Publié le par Rosalie210

Jafar Panahi (2015)

Taxi Téhéran (Taxi)

"Taxi Téhéran" est un formidable témoignage du paradoxe dans lequel est plongé le cinéma iranien. D'un côté il existe dans ce pays une tradition d'éducation à l'image particulièrement poussée qui a fait éclore de grands cinéastes régulièrement primés dans les festivals. De l'autre, l'oppression du régime islamique sur le cinéma est très forte, imposant à l'ensemble du processus de création un code moral extrêmement contraignant et faisant peser sur les cinéastes comme sur le reste de la société une lourde chape de répression.

L'oppression subie par la société iranienne est plus que palpable dans "Taxi Téhéran". Il s'agit en effet d'un film réalisé clandestinement par un cinéaste, Jafar PANAHI qui depuis 2010 n'a plus le droit de réaliser des films, de donner des interviews et de quitter son pays. Face à ce verdict intolérable, Jafar PANAHI a choisi de résister pour ne pas se laisser détruire. Dans "Taxi Téhéran", il s'improvise chauffeur de taxi collectif afin de tromper les autorités mais aussi parce que l'habitacle du véhicule, intermédiaire entre public et privé est un espace de contact et de discussion idéal où la liberté est préservée. L'oppression du régime est évoquée également à la fin du film quand l'avocate Nasrin Sotoudeh spécialiste des droits de l'homme elle aussi interdite d'exercice de son métier monte à bord du véhicule pour donner des nouvelles de l'héroïne d'un ancien film de Jafar PANAHI, "Hors jeu" (2006) qui s'intéressait aux femmes qui bravent l'interdiction de se rendre dans un stade.

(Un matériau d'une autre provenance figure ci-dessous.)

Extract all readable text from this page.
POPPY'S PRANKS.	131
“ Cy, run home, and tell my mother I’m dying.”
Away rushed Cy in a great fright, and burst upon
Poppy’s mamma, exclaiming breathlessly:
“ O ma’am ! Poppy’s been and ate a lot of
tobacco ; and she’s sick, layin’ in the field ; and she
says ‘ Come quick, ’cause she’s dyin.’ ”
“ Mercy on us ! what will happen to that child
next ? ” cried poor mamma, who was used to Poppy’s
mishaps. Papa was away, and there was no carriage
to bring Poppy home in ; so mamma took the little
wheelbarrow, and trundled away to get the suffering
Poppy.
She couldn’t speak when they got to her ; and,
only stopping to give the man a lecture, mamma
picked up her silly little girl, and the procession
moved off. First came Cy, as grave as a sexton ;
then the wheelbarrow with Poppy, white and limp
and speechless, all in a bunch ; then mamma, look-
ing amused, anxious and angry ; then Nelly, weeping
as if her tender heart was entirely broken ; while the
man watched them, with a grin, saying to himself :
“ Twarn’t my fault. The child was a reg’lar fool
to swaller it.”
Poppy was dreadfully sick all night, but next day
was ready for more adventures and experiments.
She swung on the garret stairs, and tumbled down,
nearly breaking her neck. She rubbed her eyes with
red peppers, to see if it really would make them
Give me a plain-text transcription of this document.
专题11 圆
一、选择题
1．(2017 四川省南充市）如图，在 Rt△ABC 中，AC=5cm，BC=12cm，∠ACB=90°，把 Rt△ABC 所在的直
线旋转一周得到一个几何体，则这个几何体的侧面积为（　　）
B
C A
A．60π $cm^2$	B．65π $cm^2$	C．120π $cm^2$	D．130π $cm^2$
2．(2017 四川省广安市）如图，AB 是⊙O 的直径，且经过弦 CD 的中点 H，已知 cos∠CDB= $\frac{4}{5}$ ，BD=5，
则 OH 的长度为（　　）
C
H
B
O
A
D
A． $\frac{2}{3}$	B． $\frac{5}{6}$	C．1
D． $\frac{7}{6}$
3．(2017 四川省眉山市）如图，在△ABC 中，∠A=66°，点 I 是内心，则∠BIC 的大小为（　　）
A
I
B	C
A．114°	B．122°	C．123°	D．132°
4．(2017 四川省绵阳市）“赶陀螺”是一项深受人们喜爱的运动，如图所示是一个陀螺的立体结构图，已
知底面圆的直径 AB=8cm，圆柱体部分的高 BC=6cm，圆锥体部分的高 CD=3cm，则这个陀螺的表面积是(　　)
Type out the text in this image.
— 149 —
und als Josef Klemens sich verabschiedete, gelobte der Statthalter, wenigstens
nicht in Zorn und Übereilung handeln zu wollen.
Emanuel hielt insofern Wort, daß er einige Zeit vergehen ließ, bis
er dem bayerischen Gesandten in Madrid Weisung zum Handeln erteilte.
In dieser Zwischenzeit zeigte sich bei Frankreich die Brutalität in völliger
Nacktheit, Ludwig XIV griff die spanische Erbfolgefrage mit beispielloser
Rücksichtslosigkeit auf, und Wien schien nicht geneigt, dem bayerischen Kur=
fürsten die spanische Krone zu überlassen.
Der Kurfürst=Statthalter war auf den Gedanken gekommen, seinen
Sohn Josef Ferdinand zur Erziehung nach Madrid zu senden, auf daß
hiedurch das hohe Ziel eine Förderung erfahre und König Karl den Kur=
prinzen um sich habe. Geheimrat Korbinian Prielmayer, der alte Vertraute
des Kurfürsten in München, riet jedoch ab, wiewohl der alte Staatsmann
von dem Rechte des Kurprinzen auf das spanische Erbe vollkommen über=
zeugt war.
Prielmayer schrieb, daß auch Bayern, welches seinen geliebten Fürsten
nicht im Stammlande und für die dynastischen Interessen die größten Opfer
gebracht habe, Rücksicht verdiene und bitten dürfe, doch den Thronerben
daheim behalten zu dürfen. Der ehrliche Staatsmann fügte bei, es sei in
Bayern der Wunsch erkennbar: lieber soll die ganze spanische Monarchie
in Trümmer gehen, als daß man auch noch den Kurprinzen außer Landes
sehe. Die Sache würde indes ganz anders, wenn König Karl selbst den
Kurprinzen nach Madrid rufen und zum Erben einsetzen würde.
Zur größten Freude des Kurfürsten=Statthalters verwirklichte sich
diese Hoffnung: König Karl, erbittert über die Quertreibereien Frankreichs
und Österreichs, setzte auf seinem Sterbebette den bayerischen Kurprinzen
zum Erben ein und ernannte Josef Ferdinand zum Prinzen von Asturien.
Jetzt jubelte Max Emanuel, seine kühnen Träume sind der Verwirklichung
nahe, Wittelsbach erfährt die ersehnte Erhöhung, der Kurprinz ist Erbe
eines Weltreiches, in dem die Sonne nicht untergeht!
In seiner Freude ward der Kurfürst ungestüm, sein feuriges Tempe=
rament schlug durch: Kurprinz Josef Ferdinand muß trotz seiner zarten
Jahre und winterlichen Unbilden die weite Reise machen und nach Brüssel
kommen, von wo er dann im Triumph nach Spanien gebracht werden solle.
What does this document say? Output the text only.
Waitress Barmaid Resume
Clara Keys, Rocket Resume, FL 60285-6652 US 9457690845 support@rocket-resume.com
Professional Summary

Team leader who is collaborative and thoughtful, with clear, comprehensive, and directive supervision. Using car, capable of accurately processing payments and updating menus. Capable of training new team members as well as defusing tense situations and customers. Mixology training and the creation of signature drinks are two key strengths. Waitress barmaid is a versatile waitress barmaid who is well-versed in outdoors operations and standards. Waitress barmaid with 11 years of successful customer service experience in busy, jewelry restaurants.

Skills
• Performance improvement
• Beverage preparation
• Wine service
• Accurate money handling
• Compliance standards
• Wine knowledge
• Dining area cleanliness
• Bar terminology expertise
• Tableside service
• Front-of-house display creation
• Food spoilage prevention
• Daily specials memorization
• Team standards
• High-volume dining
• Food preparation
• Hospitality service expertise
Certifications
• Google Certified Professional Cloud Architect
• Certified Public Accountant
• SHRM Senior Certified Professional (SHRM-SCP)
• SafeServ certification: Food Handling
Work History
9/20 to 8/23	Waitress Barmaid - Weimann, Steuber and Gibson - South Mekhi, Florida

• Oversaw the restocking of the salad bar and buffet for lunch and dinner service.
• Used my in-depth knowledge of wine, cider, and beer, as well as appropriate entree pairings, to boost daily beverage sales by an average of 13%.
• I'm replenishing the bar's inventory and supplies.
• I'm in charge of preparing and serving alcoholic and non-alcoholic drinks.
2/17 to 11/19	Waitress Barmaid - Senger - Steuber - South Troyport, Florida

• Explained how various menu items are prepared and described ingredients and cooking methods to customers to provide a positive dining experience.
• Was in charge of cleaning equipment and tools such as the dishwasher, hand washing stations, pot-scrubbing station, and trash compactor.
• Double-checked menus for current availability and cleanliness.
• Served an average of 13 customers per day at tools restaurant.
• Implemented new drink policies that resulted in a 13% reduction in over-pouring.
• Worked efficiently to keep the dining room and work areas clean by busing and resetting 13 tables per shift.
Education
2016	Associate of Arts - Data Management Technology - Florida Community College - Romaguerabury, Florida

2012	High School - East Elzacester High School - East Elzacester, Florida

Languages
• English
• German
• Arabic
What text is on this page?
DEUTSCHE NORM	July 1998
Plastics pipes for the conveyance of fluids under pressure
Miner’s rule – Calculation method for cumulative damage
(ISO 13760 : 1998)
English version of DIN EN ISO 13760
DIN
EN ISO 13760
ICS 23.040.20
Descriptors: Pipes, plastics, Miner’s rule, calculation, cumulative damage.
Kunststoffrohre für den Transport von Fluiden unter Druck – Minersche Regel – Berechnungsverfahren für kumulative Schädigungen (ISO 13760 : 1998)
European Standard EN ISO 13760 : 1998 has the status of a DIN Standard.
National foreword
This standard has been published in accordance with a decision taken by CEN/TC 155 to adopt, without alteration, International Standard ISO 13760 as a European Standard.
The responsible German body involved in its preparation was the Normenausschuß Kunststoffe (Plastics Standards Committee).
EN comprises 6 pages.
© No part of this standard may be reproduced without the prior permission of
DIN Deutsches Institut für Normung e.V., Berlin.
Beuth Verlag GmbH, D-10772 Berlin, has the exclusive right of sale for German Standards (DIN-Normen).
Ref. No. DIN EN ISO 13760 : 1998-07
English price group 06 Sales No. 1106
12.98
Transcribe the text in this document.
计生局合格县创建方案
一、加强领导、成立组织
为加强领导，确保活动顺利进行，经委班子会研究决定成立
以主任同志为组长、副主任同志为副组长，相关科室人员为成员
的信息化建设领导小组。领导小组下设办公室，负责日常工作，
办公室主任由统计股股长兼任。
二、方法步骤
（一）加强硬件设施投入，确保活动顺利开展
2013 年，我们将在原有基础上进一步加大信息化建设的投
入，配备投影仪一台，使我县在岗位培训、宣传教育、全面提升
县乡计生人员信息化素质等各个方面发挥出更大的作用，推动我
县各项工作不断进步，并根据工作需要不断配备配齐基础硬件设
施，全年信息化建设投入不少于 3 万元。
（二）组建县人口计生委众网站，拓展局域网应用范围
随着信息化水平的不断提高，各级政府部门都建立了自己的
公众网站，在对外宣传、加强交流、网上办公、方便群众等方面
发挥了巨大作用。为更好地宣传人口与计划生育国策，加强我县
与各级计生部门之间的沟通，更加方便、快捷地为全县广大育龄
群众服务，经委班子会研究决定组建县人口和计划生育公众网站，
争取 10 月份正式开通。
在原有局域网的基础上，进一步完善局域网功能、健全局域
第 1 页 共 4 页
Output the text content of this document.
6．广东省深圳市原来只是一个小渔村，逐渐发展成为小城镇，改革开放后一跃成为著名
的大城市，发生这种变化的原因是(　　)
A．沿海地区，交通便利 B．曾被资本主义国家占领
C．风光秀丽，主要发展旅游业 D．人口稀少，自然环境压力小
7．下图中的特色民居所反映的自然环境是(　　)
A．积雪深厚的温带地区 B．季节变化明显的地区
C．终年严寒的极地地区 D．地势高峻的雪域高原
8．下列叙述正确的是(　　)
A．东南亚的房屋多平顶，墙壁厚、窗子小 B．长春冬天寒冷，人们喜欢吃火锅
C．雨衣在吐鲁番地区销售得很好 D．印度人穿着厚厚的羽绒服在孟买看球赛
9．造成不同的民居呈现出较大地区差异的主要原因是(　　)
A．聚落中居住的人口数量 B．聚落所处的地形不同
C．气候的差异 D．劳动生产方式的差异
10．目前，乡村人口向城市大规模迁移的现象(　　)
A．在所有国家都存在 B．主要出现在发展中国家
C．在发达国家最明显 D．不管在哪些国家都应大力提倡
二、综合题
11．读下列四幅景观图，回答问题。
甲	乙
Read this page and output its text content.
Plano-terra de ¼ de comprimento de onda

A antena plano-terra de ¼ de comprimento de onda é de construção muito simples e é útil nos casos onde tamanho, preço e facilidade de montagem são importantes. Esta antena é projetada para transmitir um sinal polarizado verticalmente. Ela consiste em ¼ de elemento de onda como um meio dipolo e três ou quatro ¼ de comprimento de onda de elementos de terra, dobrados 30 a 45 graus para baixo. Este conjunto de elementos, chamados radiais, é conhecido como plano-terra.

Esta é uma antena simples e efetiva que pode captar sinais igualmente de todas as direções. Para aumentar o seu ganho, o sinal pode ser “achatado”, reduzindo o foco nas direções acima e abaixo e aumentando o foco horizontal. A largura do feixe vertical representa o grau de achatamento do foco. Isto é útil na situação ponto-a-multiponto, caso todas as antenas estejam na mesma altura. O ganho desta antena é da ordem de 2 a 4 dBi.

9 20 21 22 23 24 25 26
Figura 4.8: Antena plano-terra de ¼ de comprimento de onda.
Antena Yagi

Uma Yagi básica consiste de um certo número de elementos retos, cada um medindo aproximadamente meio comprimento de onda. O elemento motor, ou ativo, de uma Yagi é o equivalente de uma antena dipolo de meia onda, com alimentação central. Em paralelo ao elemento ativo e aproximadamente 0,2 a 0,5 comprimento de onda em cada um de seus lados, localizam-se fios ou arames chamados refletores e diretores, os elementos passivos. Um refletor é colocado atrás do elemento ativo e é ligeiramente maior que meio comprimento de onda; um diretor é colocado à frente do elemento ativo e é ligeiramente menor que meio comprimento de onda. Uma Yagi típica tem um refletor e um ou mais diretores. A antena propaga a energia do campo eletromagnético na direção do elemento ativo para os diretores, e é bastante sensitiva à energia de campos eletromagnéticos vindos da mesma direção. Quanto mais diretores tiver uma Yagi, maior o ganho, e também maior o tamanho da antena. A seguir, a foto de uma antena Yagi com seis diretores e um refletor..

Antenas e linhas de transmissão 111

Car même s'il se nourrit d'une importante matière documentaire, "Taxi Téhéran" n'en est pas un. Plus exactement, il joue beaucoup sur la frontière ténue entre fiction et réalité. Ainsi on apprend assez vite que les clients du taxi sont en fait des acteurs non professionnels (dont l'anonymat a été préservé pour des raisons de sécurité). L'un d'entre eux démasque en effet le cinéaste et dévoile aussi le dispositif fictionnel du film. Cette volonté de transparence vis à vis du spectateur appuie le discours du film qui oppose les visées moralisatrices du régime à la responsabilité individuelle de juger du bien et du mal à travers le processus de création filmique. L'Etat définit des normes moralisatrices pour l'ensemble de la société qui s'appliquent également aux films "diffusables". Jafar PANAHI effectue une remarquable mise en abyme. Sa nièce munie de sa propre petite caméra doit réaliser un film selon ces normes. Elle se retrouve face à un petit voleur qu'elle essaye de moraliser pour fabriquer un héros positif recevable par les autorités islamiques. Bien entendu il refuse de rendre ce qu'il a pris et évoque pour sa défense les injustices sociales qui brouillent les frontières entre le bien et le mal. Il ne peut le faire que parce qu'il est filmé par Jafar PANAHI qui montre une réalité sociale là où sa nièce doit fabriquer de toutes pièces la fiction que veulent les autorités.